2011年12月31日土曜日

年の瀬雑感 終わりと・・・

忌まわしい2011年があと数時間で終わる。

この年は3月10日で止まっていればいいなとつくづく考えてしまうことも。

3月10日までは、それがどんなものであろうと、人々は「普通の生活」をしていたのだから。

3月11日夕方からすべて「普通」でない生活がはじまった。そして、多くの死者を生み、多くの流浪の民が生まれた。

テレビは年末報道番組であの大津波の模様を繰り返す。それを是とするか非とするか。見る人の心模様で変わる。

そして年末年始の特番合戦。5時間、6時間スペシャル。恒例とはいえ、見たいものは無し。

そして大晦日のきょう。ゴールデンは紅白を中心に回る。歌には力があり、演出も東日本大震災を念頭に置いてというけれど。

今年の締めくくりのテレビがこんな番組のばかりでいいのか。

日本のすべてが壊れた。物理的にも精神的にも。今年の漢字は「絆」ではない。
年末にあたって考える。一文字だとしたら「壊」だと。

国土が壊され、生活が壊され。たしかに絆は生まれていた。しかし、絆の前にあったのは壊。

それを象徴するのが政治。政治は、統治機構は壊れた。年の終わりになっても壊れ続けている。
二大政党政治。その「まやかし」。そのための小選挙区制。

民主党離党者が新政党を作るという。その政党名が「絆」だと。だれかが上手い事を言っていた。「きず(を)な(めあう)」のきずなだと。
政治は完全に壊れている。政治家と被災地の間に絆はない。

壊れたあとは誰かが後片付けをしなくてはならない。壊れた瓦礫処理にはかばかしい進展がみられない。人もこころも壊れてしまっているから。壊れた心の後始末・・・。

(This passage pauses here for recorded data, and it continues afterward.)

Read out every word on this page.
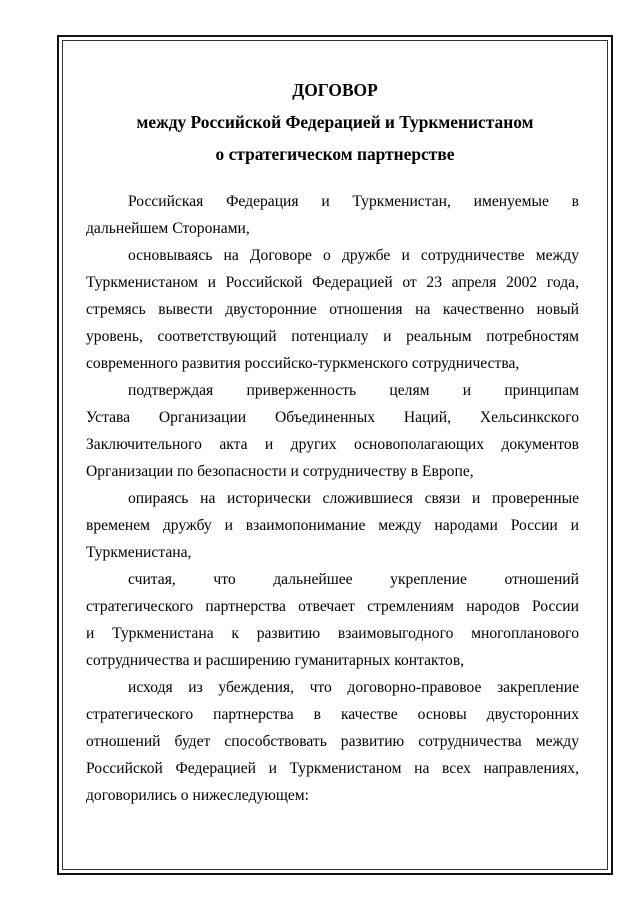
ДОГОВОР
между Российской Федерацией и Туркменистаном
о стратегическом партнерстве

Российская Федерация и Туркменистан, именуемые в
дальнейшем Сторонами,

основываясь на Договоре о дружбе и сотрудничестве между
Туркменистаном и Российской Федерацией от 23 апреля 2002 года,
стремясь вывести двусторонние отношения на качественно новый
уровень, соответствующий потенциалу и реальным потребностям
современного развития российско-туркменского сотрудничества,

подтверждая приверженность целям и принципам
Устава Организации Объединенных Наций, Хельсинкского
Заключительного акта и других основополагающих документов
Организации по безопасности и сотрудничеству в Европе,

опираясь на исторически сложившиеся связи и проверенные
временем дружбу и взаимопонимание между народами России и
Туркменистана,

считая, что дальнейшее укрепление отношений
стратегического партнерства отвечает стремлениям народов России
и Туркменистана к развитию взаимовыгодного многопланового
сотрудничества и расширению гуманитарных контактов,

исходя из убеждения, что договорно-правовое закрепление
стратегического партнерства в качестве основы двусторонних
отношений будет способствовать развитию сотрудничества между
Российской Федерацией и Туркменистаном на всех направлениях,
договорились о нижеследующем:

今夜の紅白で長淵剛は歌という。新曲「ひとつ」という曲を。これだけは聞いてみようと思う。なぜか。原発事故に驚いた長淵は故郷の鹿児島に逃げた、疎開した。そこで海と戯れ悠々自適の生活をしていた。
その彼を襲った「自責の念」。自分を責めて、被災地に向かい、自衛隊を励ました。

長淵が言う「自責の念」。壊れた心に普通の心を取り戻させた彼の「意思」。それを歌からききとれるかどうか。

一年が終わる。終わりがあれば始まりもある。あすから何が始まるのか。無いかが変わるのか。変化の様を見続けたい。

9ヵ月前。民放テレビがようやくCM枠を復活させた頃。報道番組の合間に登場してきたAC公共広告機構のCM。あの時はほんと嫌だった。「ポポポ~ン」。魔法の言葉で、素敵な言葉でポポポ~ン。愉快な仲間や友達できるよ。

魔法の言葉も、素敵な言葉も無かったけど。なぜか今になると懐かしい。凍えたこころを温めてはくれなかったけど。

ボランティアや自衛隊に「ありがとう」と言い、「お互いさまだから」と悲劇を受け止める人達がいた。そう、「お互いさま」。この言葉と心根だけが壊れた日本人の心を取り戻せるものかもしれない・・・。

一生忘れないけど、今は言いたい言葉。「2011年よ、さようなら」。